According to accounting principles and rules, we must properly and fully book all transactions. In our case, it means to process several CSV settlement files every month. Right now, settlement processing is fully automated, but previous CSV files were processed manually by an external tool. Unfortunately, there were several unknown and not logged errors during settlement processing.

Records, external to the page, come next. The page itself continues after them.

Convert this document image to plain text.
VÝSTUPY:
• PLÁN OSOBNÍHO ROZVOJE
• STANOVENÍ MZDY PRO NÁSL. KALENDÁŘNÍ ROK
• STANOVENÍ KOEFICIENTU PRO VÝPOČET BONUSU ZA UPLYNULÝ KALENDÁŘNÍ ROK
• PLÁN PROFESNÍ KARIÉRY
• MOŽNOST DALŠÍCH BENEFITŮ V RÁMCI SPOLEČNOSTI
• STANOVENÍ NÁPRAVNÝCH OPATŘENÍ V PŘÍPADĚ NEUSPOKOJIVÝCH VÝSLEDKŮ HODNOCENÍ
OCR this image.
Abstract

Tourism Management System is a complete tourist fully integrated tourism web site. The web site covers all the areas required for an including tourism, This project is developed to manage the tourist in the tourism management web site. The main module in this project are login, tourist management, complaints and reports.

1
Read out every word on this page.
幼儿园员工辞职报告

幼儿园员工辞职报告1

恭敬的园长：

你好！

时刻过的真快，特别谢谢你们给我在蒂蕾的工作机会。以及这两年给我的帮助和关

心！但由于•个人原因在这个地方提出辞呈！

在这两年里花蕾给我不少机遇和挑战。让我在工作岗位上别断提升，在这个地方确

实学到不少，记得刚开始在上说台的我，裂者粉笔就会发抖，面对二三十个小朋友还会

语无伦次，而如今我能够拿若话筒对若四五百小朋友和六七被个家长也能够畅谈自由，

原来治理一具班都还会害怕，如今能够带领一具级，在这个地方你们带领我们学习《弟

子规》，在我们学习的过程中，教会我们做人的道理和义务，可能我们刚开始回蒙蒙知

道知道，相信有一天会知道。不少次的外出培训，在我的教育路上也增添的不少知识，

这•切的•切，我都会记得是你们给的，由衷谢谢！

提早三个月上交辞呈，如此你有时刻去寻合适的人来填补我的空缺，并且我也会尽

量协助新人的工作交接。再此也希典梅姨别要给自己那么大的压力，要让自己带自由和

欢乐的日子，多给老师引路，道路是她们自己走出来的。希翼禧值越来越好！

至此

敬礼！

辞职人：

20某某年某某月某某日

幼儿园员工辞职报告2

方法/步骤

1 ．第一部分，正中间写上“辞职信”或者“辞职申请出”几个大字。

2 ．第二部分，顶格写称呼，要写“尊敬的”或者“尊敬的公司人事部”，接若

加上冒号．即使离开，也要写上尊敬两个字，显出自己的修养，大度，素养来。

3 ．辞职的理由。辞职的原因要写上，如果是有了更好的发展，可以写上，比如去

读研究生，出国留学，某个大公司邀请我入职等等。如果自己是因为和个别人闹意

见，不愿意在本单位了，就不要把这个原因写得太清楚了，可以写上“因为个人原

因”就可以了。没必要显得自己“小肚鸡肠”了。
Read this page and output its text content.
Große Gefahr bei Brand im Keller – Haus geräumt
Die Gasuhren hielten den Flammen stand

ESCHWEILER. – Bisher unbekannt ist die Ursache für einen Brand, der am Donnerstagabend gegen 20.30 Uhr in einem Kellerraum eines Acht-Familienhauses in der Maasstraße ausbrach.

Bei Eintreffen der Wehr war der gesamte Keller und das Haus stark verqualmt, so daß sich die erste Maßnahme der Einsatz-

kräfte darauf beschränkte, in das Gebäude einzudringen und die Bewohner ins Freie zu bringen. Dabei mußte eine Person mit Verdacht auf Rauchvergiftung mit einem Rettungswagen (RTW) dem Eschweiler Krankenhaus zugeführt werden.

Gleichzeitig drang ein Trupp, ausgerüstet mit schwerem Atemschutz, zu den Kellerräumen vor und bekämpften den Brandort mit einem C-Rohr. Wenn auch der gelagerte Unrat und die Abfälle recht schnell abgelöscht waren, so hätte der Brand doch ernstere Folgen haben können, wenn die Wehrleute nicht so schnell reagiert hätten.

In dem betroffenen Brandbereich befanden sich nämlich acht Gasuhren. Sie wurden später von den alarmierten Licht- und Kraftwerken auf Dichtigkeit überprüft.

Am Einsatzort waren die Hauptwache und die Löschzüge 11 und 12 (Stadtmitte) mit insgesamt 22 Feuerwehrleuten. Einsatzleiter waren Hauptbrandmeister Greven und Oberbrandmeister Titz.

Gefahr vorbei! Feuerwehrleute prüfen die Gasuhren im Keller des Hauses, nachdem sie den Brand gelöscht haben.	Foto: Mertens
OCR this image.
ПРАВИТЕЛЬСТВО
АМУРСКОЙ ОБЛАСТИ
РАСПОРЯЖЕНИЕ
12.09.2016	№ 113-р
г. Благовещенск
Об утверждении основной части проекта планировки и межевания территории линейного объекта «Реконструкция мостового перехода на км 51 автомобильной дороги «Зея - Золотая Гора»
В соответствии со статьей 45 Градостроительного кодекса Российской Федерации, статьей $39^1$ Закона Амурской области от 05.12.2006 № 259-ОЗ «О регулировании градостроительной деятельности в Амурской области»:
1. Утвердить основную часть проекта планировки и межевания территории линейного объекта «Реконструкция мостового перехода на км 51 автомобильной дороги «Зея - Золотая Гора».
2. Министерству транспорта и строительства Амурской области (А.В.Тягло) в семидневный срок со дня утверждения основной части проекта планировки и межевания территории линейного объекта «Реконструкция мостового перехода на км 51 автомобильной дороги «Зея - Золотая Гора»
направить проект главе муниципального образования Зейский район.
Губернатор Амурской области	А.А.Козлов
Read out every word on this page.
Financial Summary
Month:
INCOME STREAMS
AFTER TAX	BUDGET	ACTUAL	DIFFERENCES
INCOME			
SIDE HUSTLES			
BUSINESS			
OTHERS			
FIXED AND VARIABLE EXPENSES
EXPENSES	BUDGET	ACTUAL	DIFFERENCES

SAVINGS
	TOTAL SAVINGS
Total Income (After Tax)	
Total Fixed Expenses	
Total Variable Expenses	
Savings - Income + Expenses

As a result, there are differences between our accounting software NetSuite and settlement reports, which must be identified and fixed asap.
Accounting department provided overall comparison by batch number and merchant account.
Merchant Account | Batch Number | NetSuite | Payment gateway | Difference |
---|---|---|---|---|
JetBrainsAmericasUSD | 12,004,331 | 0 | 12,004,331 | |
JetBrainsAmericasUSD | 24 | 0 | 2,237,653 | -2,237,653 |
JetBrainsAmericasUSD | 25 | 0 | 4,696,815 | -4,696,815 |
JetBrainsAmericasUSD | 26 | 0 | 5,069,863 | -5,069,863 |
JetBrainsAmericasUSD | 27 | 5,015,432 | 5,015,432 | 0 |
JetBrainsAmericasUSD | 28 | 5,249,033 | 5,249,033 | 0 |
JetBrainsAmericasUSD | 29 | 5,071,506 | 5,071,506 | 0 |
JetBrainsAmericasUSD | 30 | 5,231,113 | 5,231,113 | 0 |
JetBrainsAmericasUSD | 31 | 312,908 | 312,908 | 0 |
JetBrainsAmericasUSD | 32 | -1,018 | -1,018 | 0 |
JetBrainsAmericasUSD | 33 | -1,185 | -1,185 | 0 |
JetBrainsEUR | 24 | 12,626,283 | 12,718,742 | -92,459 |
JetBrainsEUR | 25 | 27,161,210 | 27,153,731 | 7,479 |
JetBrainsEUR | 26 | 30,153,291 | 30,153,291 | 0 |
JetBrainsEUR | 27 | 28,694,588 | 28,694,588 | 0 |
JetBrainsEUR | 28 | 29,681,899 | 29,681,899 | 0 |
JetBrainsEUR | 29 | 29,006,430 | 29,006,430 | 0 |
JetBrainsEUR | 30 | 30,115,279 | 30,115,279 | 0 |
JetBrainsEUR | 31 | 1,863,397 | 1,863,397 | 0 |
JetBrainsEUR | 32 | -10,853 | -10,853 | 0 |
JetBrainsEUR | 33 | -5,672 | -5,672 | 0 |
JetBrainsUSD | 24 | 2,924,913 | 2,924,913 | 0 |
JetBrainsUSD | 25 | 6,438,787 | 6,438,787 | 0 |
JetBrainsUSD | 26 | 7,008,511 | 7,008,511 | 0 |
JetBrainsUSD | 27 | 6,864,467 | 6,864,467 | 0 |
JetBrainsUSD | 28 | 7,110,794 | 7,110,794 | 0 |
JetBrainsUSD | 29 | 0 | 6,934,852 | -6,934,852 |
JetBrainsUSD | 30 | 7,014,594 | 7,014,594 | 0 |
JetBrainsUSD | 31 | 449,185 | 449,185 | 0 |
JetBrainsUSD | 32 | -4,858 | -4,858 | 0 |
JetBrainsUSD | 33 | -2,215 | -2,215 | 0 |
Column NetSuite – a sum of all Payments and Customer Deposits foreign amounts on accounts:
- 315700 JBCZ: Receivables against ADYEN-EUR
- 315710 JBCZ: Receivables against ADYEN-USD
- 315720 JBCZ: Receivables against ADYEN-GBP
- 315800 JBA: Receivables against ADYEN-USD
- 548201 Other operating costs
Column Payment gateway – a sum of Adyen settlement overview, equals to the content of CSV settlement files.
Analyze and provide a list of all differences between NetSuite and payment gateway. Do not forget to compare all accounting relevant columns.
Bonus task: prepare SQL code to fix NetSuite data.
CSV settlement files are stored in settlement folder.
Schema netsuite contains all relevant NetSuite data.